Note: - Now we introduce another concept, that of scales, so - scale_color_discrete() is where we map from data space the discretised gear variable factor(gear) to the graph aesthetic space and we change the name of the legend as the legend was based on “color” property

However, while the graph now clearly shows the three regression lines, this plot is still quite complex. It’d be useful to use the concept of “small multiples” to see this in a panel of three plots separately side by side. So, we do this:

# Well, this graph is still quite complex, how about 
# we break it down to a panel of "SMALL MULTIPLES"
# based on the factorised gear variable? So, we do
ggplot(mtcars, aes(x = wt, y = mpg)) +
  geom_point(alpha = 0.2, aes(color = factor(gear))) +
  geom_smooth(method = "lm", se = F,
              aes(color = factor(gear))) +
  labs(x = "Weight of the car",
      y = "Miles per gallon",
      title = " Weight on Miles per Gallon") +
  theme_bw() +
  theme(panel.grid.major = element_blank(),
        panel.grid.minor = element_blank(),
        panel.border = element_blank()) +
  scale_color_discrete(name = "Number of Gears") +
  facet_wrap(~factor(gear)) +
  ggsave("plot08.png")

## Saving 7 x 5 in image

## `geom_smooth()` using formula 'y ~ x'
## `geom_smooth()` using formula 'y ~ x'

Note: - We have the concept of faceting where we have divided the single plot based on categorical variable into small multiples of panels - Our categorical variable came from converting the continuous variable gear to a factor with three levels.
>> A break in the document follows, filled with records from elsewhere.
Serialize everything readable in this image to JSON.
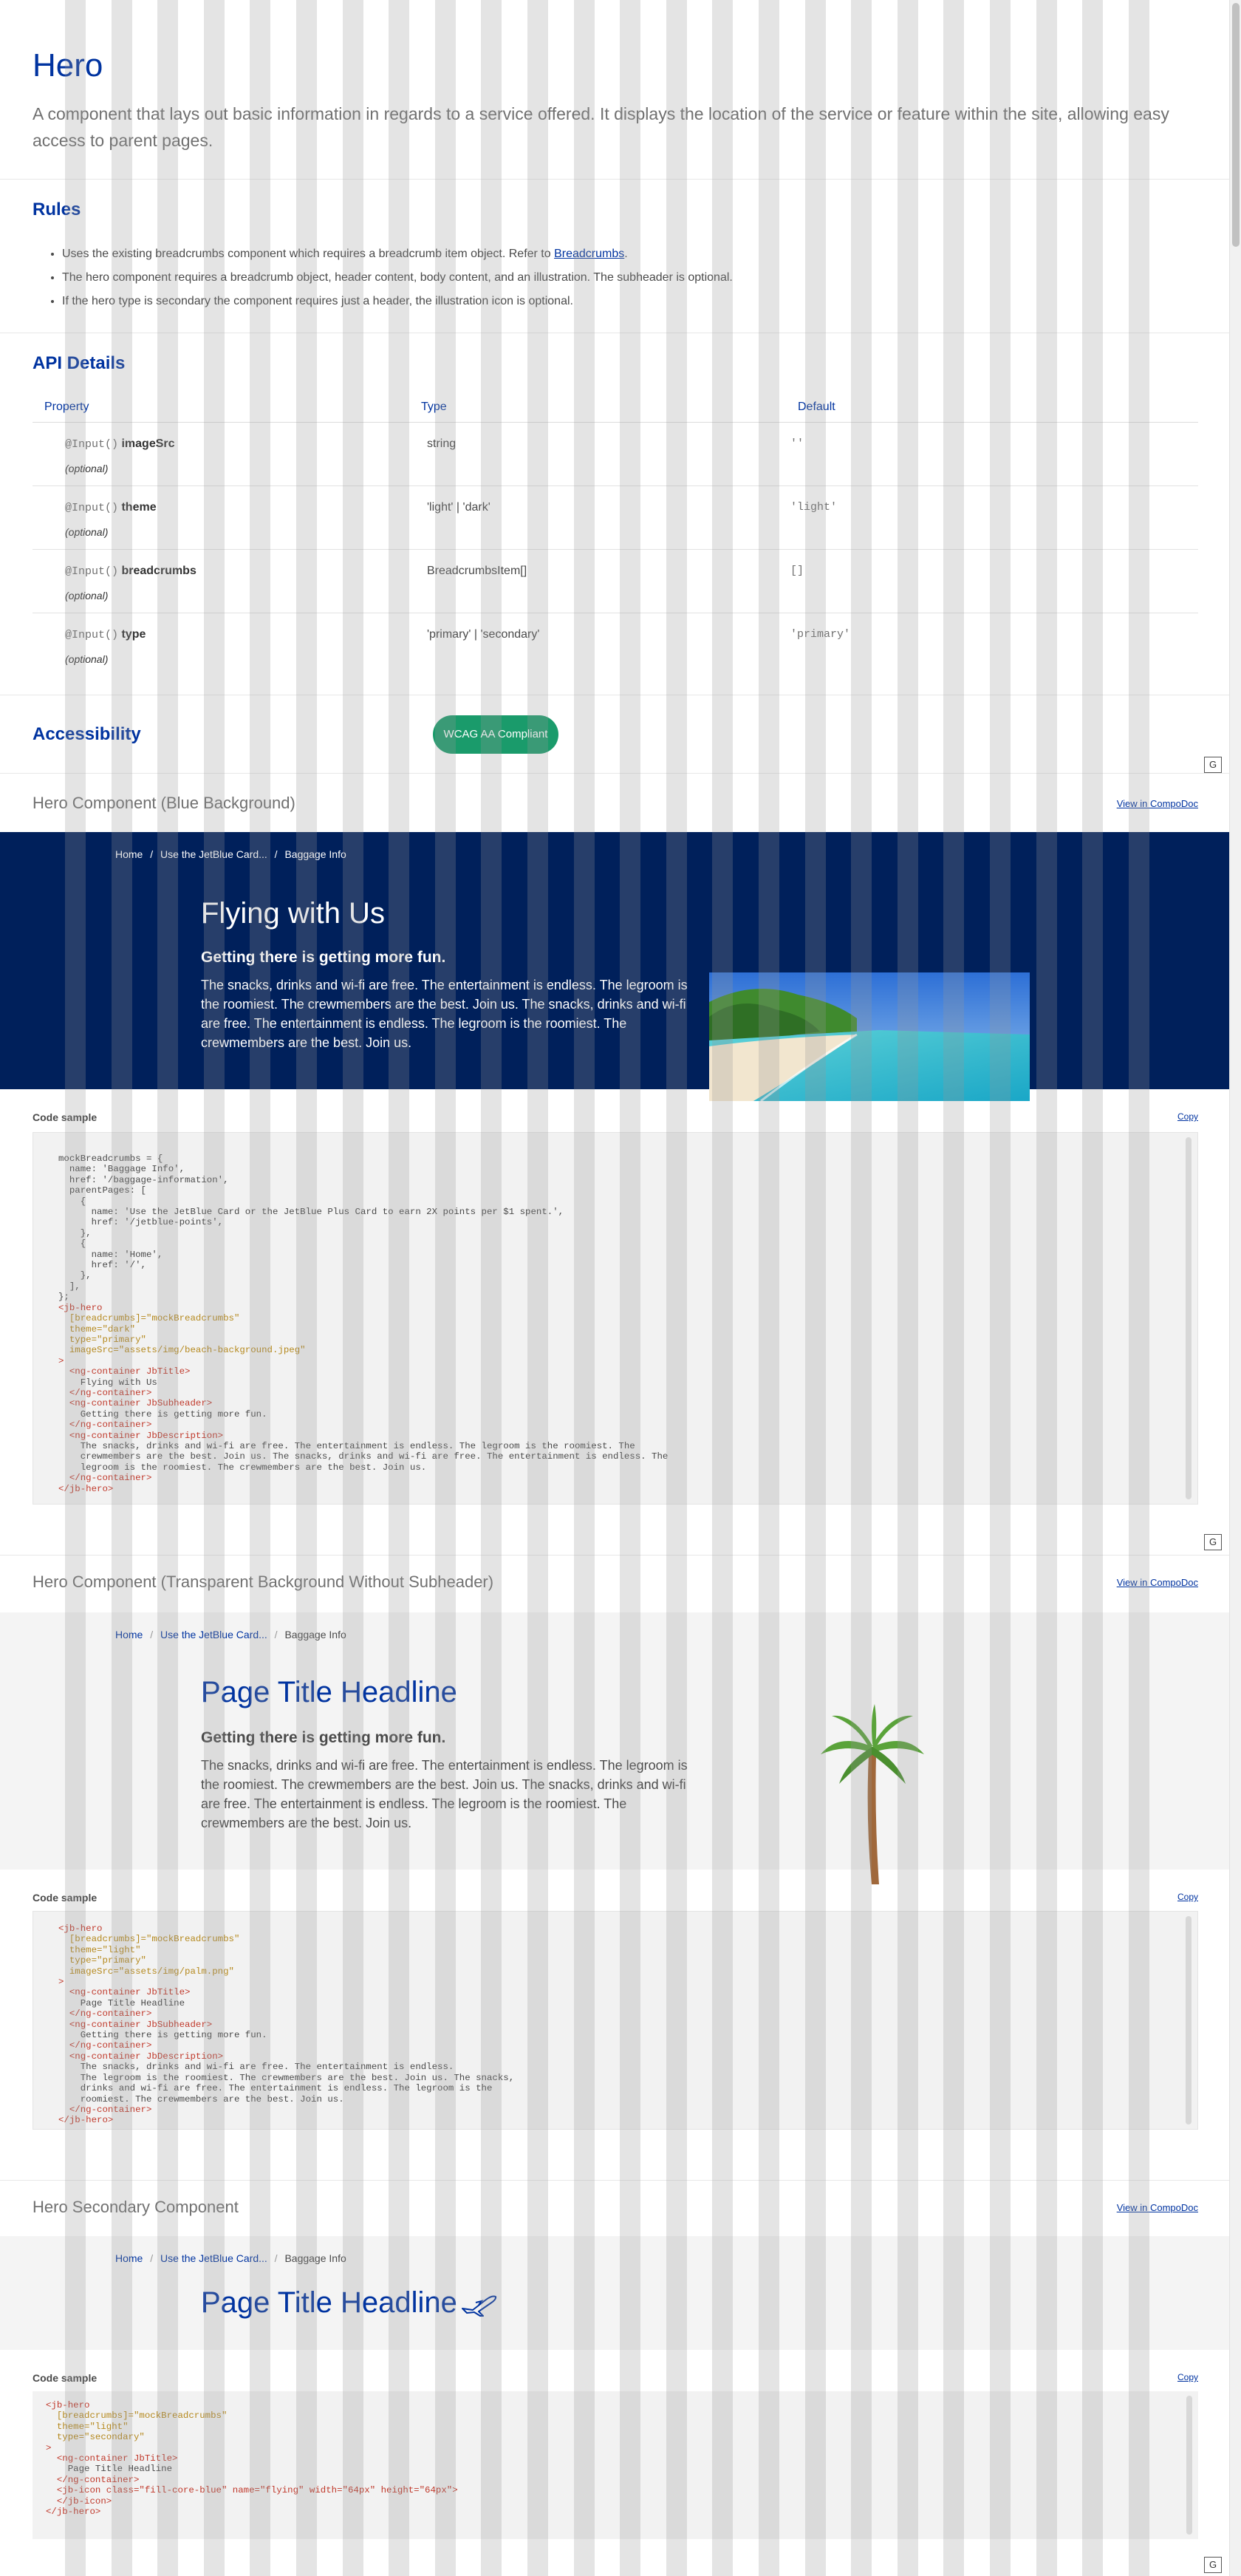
{
  "page": {
    "title": "Hero",
    "description": "A component that lays out basic information in regards to a service offered. It displays the location of the service or feature within the site, allowing easy access to parent pages."
  },
  "rules": {
    "heading": "Rules",
    "item1_prefix": "Uses the existing breadcrumbs component which requires a breadcrumb item object. Refer to",
    "item1_link": "Breadcrumbs",
    "item1_suffix": ".",
    "item2": "The hero component requires a breadcrumb object, header content, body content, and an illustration. The subheader is optional.",
    "item3": "If the hero type is secondary the component requires just a header, the illustration icon is optional."
  },
  "api": {
    "heading": "API Details",
    "columns": [
      "Property",
      "Type",
      "Default"
    ],
    "rows": [
      {
        "decorator": "@Input()",
        "name": "imageSrc",
        "optional": "(optional)",
        "type": "string",
        "default": "''"
      },
      {
        "decorator": "@Input()",
        "name": "theme",
        "optional": "(optional)",
        "type": "'light' | 'dark'",
        "default": "'light'"
      },
      {
        "decorator": "@Input()",
        "name": "breadcrumbs",
        "optional": "(optional)",
        "type": "BreadcrumbsItem[]",
        "default": "[]"
      },
      {
        "decorator": "@Input()",
        "name": "type",
        "optional": "(optional)",
        "type": "'primary' | 'secondary'",
        "default": "'primary'"
      }
    ]
  },
  "accessibility": {
    "heading": "Accessibility",
    "badge": "WCAG AA Compliant"
  },
  "grid_toggle": "G",
  "common": {
    "view_in_compodoc": "View in CompoDoc",
    "code_sample": "Code sample",
    "copy": "Copy"
  },
  "breadcrumb": {
    "home": "Home",
    "middle": "Use the JetBlue Card...",
    "current": "Baggage Info",
    "separator": "/"
  },
  "example1": {
    "title": "Hero Component (Blue Background)",
    "hero_title": "Flying with Us",
    "hero_subheader": "Getting there is getting more fun.",
    "hero_description": "The snacks, drinks and wi-fi are free. The entertainment is endless. The legroom is the roomiest. The crewmembers are the best. Join us. The snacks, drinks and wi-fi are free. The entertainment is endless. The legroom is the roomiest. The crewmembers are the best. Join us.",
    "colors": {
      "background": "#00205b"
    }
  },
  "example2": {
    "title": "Hero Component (Transparent Background Without Subheader)",
    "hero_title": "Page Title Headline",
    "hero_subheader": "Getting there is getting more fun.",
    "hero_description": "The snacks, drinks and wi-fi are free. The entertainment is endless. The legroom is the roomiest. The crewmembers are the best. Join us. The snacks, drinks and wi-fi are free. The entertainment is endless. The legroom is the roomiest. The crewmembers are the best. Join us."
  },
  "example3": {
    "title": "Hero Secondary Component",
    "hero_title": "Page Title Headline",
    "icon": "flying-plane-icon"
  },
  "code_samples": {
    "sample1_l01": "mockBreadcrumbs = {",
    "sample1_l02": "  name: 'Baggage Info',",
    "sample1_l03": "  href: '/baggage-information',",
    "sample1_l04": "  parentPages: [",
    "sample1_l05": "    {",
    "sample1_l06": "      name: 'Use the JetBlue Card or the JetBlue Plus Card to earn 2X points per $1 spent.',",
    "sample1_l07": "      href: '/jetblue-points',",
    "sample1_l08": "    },",
    "sample1_l09": "    {",
    "sample1_l10": "      name: 'Home',",
    "sample1_l11": "      href: '/',",
    "sample1_l12": "    },",
    "sample1_l13": "  ],",
    "sample1_l14": "};",
    "sample1_l15": "<jb-hero",
    "sample1_l16": "  [breadcrumbs]=\"mockBreadcrumbs\"",
    "sample1_l17": "  theme=\"dark\"",
    "sample1_l18": "  type=\"primary\"",
    "sample1_l19": "  imageSrc=\"assets/img/beach-background.jpeg\"",
    "sample1_l20": ">",
    "sample1_l21": "  <ng-container JbTitle>",
    "sample1_l22": "    Flying with Us",
    "sample1_l23": "  </ng-container>",
    "sample1_l24": "  <ng-container JbSubheader>",
    "sample1_l25": "    Getting there is getting more fun.",
    "sample1_l26": "  </ng-container>",
    "sample1_l27": "  <ng-container JbDescription>",
    "sample1_l28": "    The snacks, drinks and wi-fi are free. The entertainment is endless. The legroom is the roomiest. The",
    "sample1_l29": "    crewmembers are the best. Join us. The snacks, drinks and wi-fi are free. The entertainment is endless. The",
    "sample1_l30": "    legroom is the roomiest. The crewmembers are the best. Join us.",
    "sample1_l31": "  </ng-container>",
    "sample1_l32": "</jb-hero>",
    "sample2_l01": "<jb-hero",
    "sample2_l02": "  [breadcrumbs]=\"mockBreadcrumbs\"",
    "sample2_l03": "  theme=\"light\"",
    "sample2_l04": "  type=\"primary\"",
    "sample2_l05": "  imageSrc=\"assets/img/palm.png\"",
    "sample2_l06": ">",
    "sample2_l07": "  <ng-container JbTitle>",
    "sample2_l08": "    Page Title Headline",
    "sample2_l09": "  </ng-container>",
    "sample2_l10": "  <ng-container JbSubheader>",
    "sample2_l11": "    Getting there is getting more fun.",
    "sample2_l12": "  </ng-container>",
    "sample2_l13": "  <ng-container JbDescription>",
    "sample2_l14": "    The snacks, drinks and wi-fi are free. The entertainment is endless.",
    "sample2_l15": "    The legroom is the roomiest. The crewmembers are the best. Join us. The snacks,",
    "sample2_l16": "    drinks and wi-fi are free. The entertainment is endless. The legroom is the",
    "sample2_l17": "    roomiest. The crewmembers are the best. Join us.",
    "sample2_l18": "  </ng-container>",
    "sample2_l19": "</jb-hero>",
    "sample3_l01": "<jb-hero",
    "sample3_l02": "  [breadcrumbs]=\"mockBreadcrumbs\"",
    "sample3_l03": "  theme=\"light\"",
    "sample3_l04": "  type=\"secondary\"",
    "sample3_l05": ">",
    "sample3_l06": "  <ng-container JbTitle>",
    "sample3_l07": "    Page Title Headline",
    "sample3_l08": "  </ng-container>",
    "sample3_l09": "  <jb-icon class=\"fill-core-blue\" name=\"flying\" width=\"64px\" height=\"64px\">",
    "sample3_l10": "  </jb-icon>",
    "sample3_l11": "</jb-hero>"
  },
  "colors": {
    "accent": "#0033a0",
    "badge": "#1a9b6b",
    "code_tag": "#c0392b",
    "code_attr": "#b5891e",
    "code_string": "#2e9b4a"
  }
}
Hence we get to see three panels in the frame. - We used facet_wrap to wrap around the three variables. However, this is a flexible approach, where we could use facet_grid() function if we wanted to make even more complex subdivisions of panels.

Summary

In this introduction, we have used ggplot() within tidyverse to take a dataset and started with a barebones plot of two variables and using a step by step method, we converted that plot to a plot of three panels that clearly showed how the relationship between the milage of a car varies with the weightage of the car but varies with the number of gears. This example shows that ggplot() can be used to develop refined plots in preparation for testing and working for your models. We will continue to explore this topic with other types of plotting as we discuss modelling and machine learning in data science.